お遍路には、四国八十八ヶ所の巡礼に「悟りへの道」「自己救済」「死と再生の疑似体験」といった複合メッセージが内包されています。これがNamingです。そのうえで、「同行二人」「遍路装束」身体を使いながら歩き続け、さらに御朱印を重ねていくことで、巡礼そのものが参加儀式になっている。これがUXです。さらに、1200年自走するインフラとして、地域社会による「お接待」が支え、四国全域を包括する広域な歴史文化・観光経済圏を形成している。
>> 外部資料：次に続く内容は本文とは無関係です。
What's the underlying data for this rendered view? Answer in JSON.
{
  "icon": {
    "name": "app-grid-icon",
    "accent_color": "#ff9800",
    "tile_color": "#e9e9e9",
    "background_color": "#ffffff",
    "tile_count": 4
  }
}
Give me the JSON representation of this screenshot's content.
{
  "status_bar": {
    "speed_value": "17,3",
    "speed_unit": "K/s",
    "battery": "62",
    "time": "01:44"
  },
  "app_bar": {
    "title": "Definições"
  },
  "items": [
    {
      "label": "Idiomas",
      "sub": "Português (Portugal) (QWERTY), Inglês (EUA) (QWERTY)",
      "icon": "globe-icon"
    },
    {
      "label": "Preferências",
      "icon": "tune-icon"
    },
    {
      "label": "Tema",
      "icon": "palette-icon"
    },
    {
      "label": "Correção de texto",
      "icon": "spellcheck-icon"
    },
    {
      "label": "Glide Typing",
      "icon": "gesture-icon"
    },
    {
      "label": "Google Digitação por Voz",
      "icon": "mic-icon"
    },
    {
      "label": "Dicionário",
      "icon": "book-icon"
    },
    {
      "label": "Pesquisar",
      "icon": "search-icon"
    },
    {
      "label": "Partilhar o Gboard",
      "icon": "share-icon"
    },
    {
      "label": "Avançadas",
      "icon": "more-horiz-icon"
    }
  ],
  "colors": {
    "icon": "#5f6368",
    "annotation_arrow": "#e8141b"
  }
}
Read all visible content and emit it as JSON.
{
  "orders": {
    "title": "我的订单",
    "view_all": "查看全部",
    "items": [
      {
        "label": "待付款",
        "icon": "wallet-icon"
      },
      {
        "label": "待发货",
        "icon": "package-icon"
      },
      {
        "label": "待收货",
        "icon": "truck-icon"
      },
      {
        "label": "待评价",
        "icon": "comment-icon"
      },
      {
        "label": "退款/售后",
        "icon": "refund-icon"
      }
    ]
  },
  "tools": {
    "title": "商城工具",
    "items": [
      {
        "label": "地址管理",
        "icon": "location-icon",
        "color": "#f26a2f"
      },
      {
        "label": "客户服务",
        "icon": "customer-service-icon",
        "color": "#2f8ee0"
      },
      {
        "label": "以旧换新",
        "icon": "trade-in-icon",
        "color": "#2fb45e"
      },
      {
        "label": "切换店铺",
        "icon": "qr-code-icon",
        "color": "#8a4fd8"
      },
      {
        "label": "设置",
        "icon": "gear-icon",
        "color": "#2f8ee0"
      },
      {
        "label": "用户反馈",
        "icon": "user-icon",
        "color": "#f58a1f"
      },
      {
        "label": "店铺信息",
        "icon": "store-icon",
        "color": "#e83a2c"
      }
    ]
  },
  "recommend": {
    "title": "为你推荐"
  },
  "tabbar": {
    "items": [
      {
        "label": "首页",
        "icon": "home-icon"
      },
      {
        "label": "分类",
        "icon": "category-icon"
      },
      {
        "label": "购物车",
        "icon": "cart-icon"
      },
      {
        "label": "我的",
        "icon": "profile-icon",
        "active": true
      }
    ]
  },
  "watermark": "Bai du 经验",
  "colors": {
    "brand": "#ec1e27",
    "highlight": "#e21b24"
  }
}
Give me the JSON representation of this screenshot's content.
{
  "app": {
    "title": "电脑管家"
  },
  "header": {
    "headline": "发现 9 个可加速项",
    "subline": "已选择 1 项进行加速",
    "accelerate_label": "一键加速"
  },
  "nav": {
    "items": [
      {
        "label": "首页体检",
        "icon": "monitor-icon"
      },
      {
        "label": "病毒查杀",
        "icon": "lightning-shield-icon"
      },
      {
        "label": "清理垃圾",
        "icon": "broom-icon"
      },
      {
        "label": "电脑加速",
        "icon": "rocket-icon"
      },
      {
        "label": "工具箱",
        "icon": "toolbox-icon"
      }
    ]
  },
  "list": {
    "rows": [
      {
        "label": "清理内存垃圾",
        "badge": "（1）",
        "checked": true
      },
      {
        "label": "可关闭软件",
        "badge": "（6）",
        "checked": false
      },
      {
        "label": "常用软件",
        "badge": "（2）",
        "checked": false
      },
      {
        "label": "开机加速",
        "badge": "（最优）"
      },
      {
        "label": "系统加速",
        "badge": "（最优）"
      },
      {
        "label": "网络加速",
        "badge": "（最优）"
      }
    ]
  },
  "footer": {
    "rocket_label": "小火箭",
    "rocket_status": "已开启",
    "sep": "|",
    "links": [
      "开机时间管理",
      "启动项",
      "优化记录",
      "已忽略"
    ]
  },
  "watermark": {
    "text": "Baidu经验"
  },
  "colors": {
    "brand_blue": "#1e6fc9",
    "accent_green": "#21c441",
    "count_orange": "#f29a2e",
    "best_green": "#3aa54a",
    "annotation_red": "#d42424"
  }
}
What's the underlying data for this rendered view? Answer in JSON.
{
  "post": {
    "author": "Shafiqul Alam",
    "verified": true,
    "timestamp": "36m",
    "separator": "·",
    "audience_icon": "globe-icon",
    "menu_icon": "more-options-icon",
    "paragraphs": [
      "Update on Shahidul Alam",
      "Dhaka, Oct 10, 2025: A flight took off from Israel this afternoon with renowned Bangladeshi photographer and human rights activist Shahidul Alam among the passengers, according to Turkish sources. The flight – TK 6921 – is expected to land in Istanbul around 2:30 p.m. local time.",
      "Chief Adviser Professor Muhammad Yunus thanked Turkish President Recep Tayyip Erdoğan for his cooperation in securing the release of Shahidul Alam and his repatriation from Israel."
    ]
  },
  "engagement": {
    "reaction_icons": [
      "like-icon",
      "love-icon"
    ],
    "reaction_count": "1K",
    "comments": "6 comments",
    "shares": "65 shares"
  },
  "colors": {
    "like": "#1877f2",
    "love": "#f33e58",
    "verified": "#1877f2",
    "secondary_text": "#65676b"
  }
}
これがEconomyです。
つまりお遍路は、単なる信仰でも観光でもなく、意味、参加、循環が一体になった、持続するソーシャルIPです。
他にも、社会の中にはすでに多くの原型がある
私たちは、こうした構造を持つものは、オリンピック、クールビズ、お遍路だけではないと考えています。「万博」「日本遺産」「マラソン大会(地域毎)」「恵方巻」「バレンタイン」「ラジオ体操」「打ち水」「盆踊り」「母の日」なども、意味が与えられ、参加様式がつくられ、文化圏・経済圏へつながっている例として捉えています。
私たちが言いたいのは、社会テーマもまた、同じ構造で再設計できるということです。
私たちの仮説
社会テーマも、意味を集約し、参加儀式を設計し、熱狂を循環へ変えることができれば、文化になります。経済になります。
つまり、「正しいから支える」ものではなく、「関わりたいから参加する」ものへ変わる。
この転換こそが、社会実装の核心だと考えています。
社会貢献経済圏という夢
私たちは、社会テーマを「支援対象」ではなく、「投資対象」に変えたいと考えています。
ここで言う投資とは、単なる金融商品の話ではありません。人が、時間を使い、行動し、愛着を持ち、応援し、誇りを持って関わり続けること。その熱狂が、文化として積み上がり、経済として循環していくこと。その状態そのものを、私たちは「社会貢献経済圏」と呼びます。
社会貢献を、善意に依存するものとしてではなく、熱狂と参加によって自走する構造へ変える。それが、私たちの夢です。
最後に
新年度、ワールドエッグスはこの「夢」を現実のものとするため、あらゆる社会テーマのIP化を推進し、実装し続けます。
本年度も、株式会社ワールドエッグスをよろしくお願い申し上げます。